The first Outdoors and Active workshop was hosted by Edith Kerrison Nursery and Children’s Centre, where the garden enables children to explore and test their bodies using built and natural features to create physical challenges. Deputy Headteacher Jo Aylett took our group on a tour of the large and varied outdoor space. A covered transition area immediately outside of the rooms is richly resourced with loose parts such as hollow blocks, sofas, art and craft materials, small world resources and a mud kitchen, creating small, personal spaces for children to relax and collaborate in.
By contrast, the main garden is extensive and uncluttered and provides opportunities for running, rolling, ball games, parachute play and games that help children become ‘puffed out’. Children are able to range freely all over the space, choosing construction or gardening or sand play or transporting, as the fancy takes them. Using heavy, awkwardly shaped or wheeled equipment – such as wheelbarrows, tools and trolleys - helps young children at Edith Kerrison develop an awareness of the extent of their own bodies and a sense of how their bodies can then operate within a space.
Jo says, “Our two years olds spend the most time outside, where their progress in gaining control of their bodies and movements is very clear. The outdoors gives them far greater challenge in terms of balance and co-ordination and the opportunities it gives for big movements and more boisterous play.”

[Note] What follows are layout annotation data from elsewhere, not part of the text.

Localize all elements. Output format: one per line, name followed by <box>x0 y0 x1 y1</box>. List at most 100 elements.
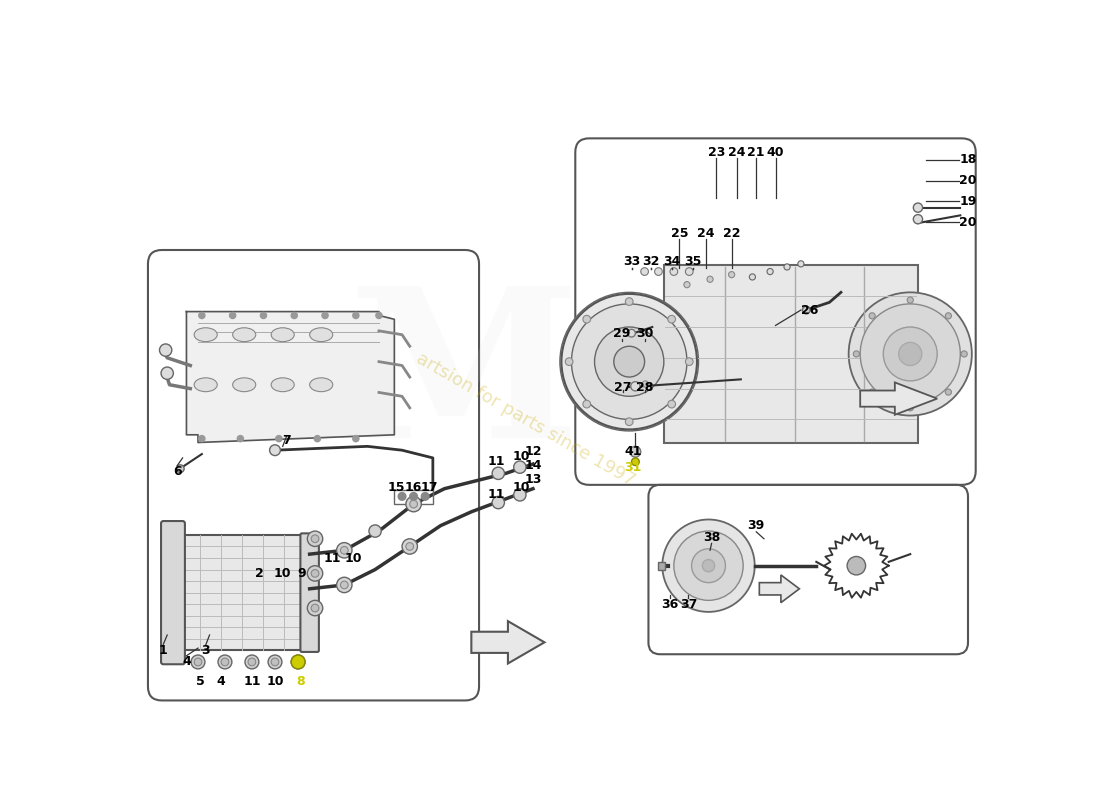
Text: 27: 27 <box>614 381 631 394</box>
Text: 4: 4 <box>217 674 226 688</box>
Polygon shape <box>759 575 800 602</box>
Ellipse shape <box>310 378 333 392</box>
Text: 10: 10 <box>266 674 284 688</box>
Circle shape <box>409 493 418 500</box>
Text: 8: 8 <box>296 674 305 688</box>
Circle shape <box>703 559 715 572</box>
Circle shape <box>707 276 713 282</box>
Text: 19: 19 <box>959 195 977 208</box>
Circle shape <box>195 658 202 666</box>
Text: 4: 4 <box>183 655 190 669</box>
Ellipse shape <box>310 328 333 342</box>
Text: 6: 6 <box>173 466 182 478</box>
Circle shape <box>353 312 359 318</box>
Polygon shape <box>664 266 917 442</box>
Circle shape <box>572 304 686 419</box>
Text: 20: 20 <box>959 216 977 229</box>
Circle shape <box>654 268 662 275</box>
Text: 17: 17 <box>420 481 438 494</box>
Circle shape <box>908 297 913 303</box>
Circle shape <box>307 531 322 546</box>
Ellipse shape <box>194 328 218 342</box>
Circle shape <box>913 214 923 224</box>
Circle shape <box>668 400 675 408</box>
Bar <box>178 535 306 650</box>
Circle shape <box>961 351 967 357</box>
Text: 9: 9 <box>298 567 306 580</box>
Text: 15: 15 <box>388 481 406 494</box>
Text: 28: 28 <box>636 381 653 394</box>
Circle shape <box>337 542 352 558</box>
Text: 18: 18 <box>959 154 977 166</box>
Circle shape <box>406 542 414 550</box>
Circle shape <box>899 342 922 366</box>
Circle shape <box>230 312 235 318</box>
Circle shape <box>341 581 349 589</box>
Circle shape <box>176 465 184 473</box>
Circle shape <box>403 538 418 554</box>
Circle shape <box>908 405 913 411</box>
Circle shape <box>684 282 690 288</box>
Text: 32: 32 <box>642 255 659 268</box>
Text: artsion for parts since 1997: artsion for parts since 1997 <box>412 350 638 490</box>
Circle shape <box>685 268 693 275</box>
Text: 7: 7 <box>283 434 290 447</box>
Text: 10: 10 <box>344 551 362 565</box>
Circle shape <box>245 655 258 669</box>
Text: 33: 33 <box>623 255 640 268</box>
Text: 11: 11 <box>488 455 506 468</box>
Text: 38: 38 <box>703 530 720 544</box>
Circle shape <box>199 435 205 442</box>
Circle shape <box>492 496 505 509</box>
Ellipse shape <box>232 378 255 392</box>
Circle shape <box>514 489 526 501</box>
Circle shape <box>337 578 352 593</box>
Text: 14: 14 <box>525 459 541 472</box>
Circle shape <box>854 351 859 357</box>
Text: 16: 16 <box>405 481 422 494</box>
Text: 11: 11 <box>324 551 341 565</box>
Text: 3: 3 <box>201 644 210 657</box>
Circle shape <box>191 655 205 669</box>
Circle shape <box>630 446 640 457</box>
Circle shape <box>803 306 810 314</box>
Text: 20: 20 <box>959 174 977 187</box>
Ellipse shape <box>272 378 295 392</box>
Text: 10: 10 <box>513 481 530 494</box>
Text: 40: 40 <box>767 146 784 158</box>
Circle shape <box>640 268 649 275</box>
Text: 10: 10 <box>274 567 292 580</box>
Text: 1: 1 <box>160 644 167 657</box>
Text: 31: 31 <box>625 462 641 474</box>
Circle shape <box>271 658 279 666</box>
Text: 5: 5 <box>196 674 205 688</box>
Circle shape <box>322 312 328 318</box>
Circle shape <box>311 570 319 578</box>
Circle shape <box>883 327 937 381</box>
Text: 39: 39 <box>748 519 764 532</box>
Text: 24: 24 <box>728 146 746 158</box>
Text: 37: 37 <box>680 598 697 610</box>
Circle shape <box>307 600 322 616</box>
Circle shape <box>728 271 735 278</box>
Text: 29: 29 <box>613 326 630 340</box>
Circle shape <box>353 435 359 442</box>
Text: 36: 36 <box>661 598 679 610</box>
Text: 22: 22 <box>723 226 740 239</box>
Circle shape <box>409 500 418 508</box>
Circle shape <box>295 658 301 666</box>
Circle shape <box>692 549 726 582</box>
Circle shape <box>945 313 952 319</box>
Circle shape <box>565 358 573 366</box>
Ellipse shape <box>232 328 255 342</box>
Circle shape <box>199 312 205 318</box>
Ellipse shape <box>272 328 295 342</box>
Circle shape <box>341 546 349 554</box>
Text: 35: 35 <box>684 255 702 268</box>
Circle shape <box>614 346 645 377</box>
Circle shape <box>292 655 305 669</box>
Circle shape <box>749 274 756 280</box>
Circle shape <box>270 445 280 455</box>
Circle shape <box>249 658 255 666</box>
Polygon shape <box>472 621 544 663</box>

The Nursery provides good quality outdoor clothing meaning that the weather never prevents children getting active and physical every day. The other crucial component, explains Jo, is “enabling adults that truly understand the importance of physical play for children, giving children the ability to get messy, to jump in and out and over puddles and to climb, crawl, slide, jump, spin and swing – gaining stronger muscles and bodies in the process.”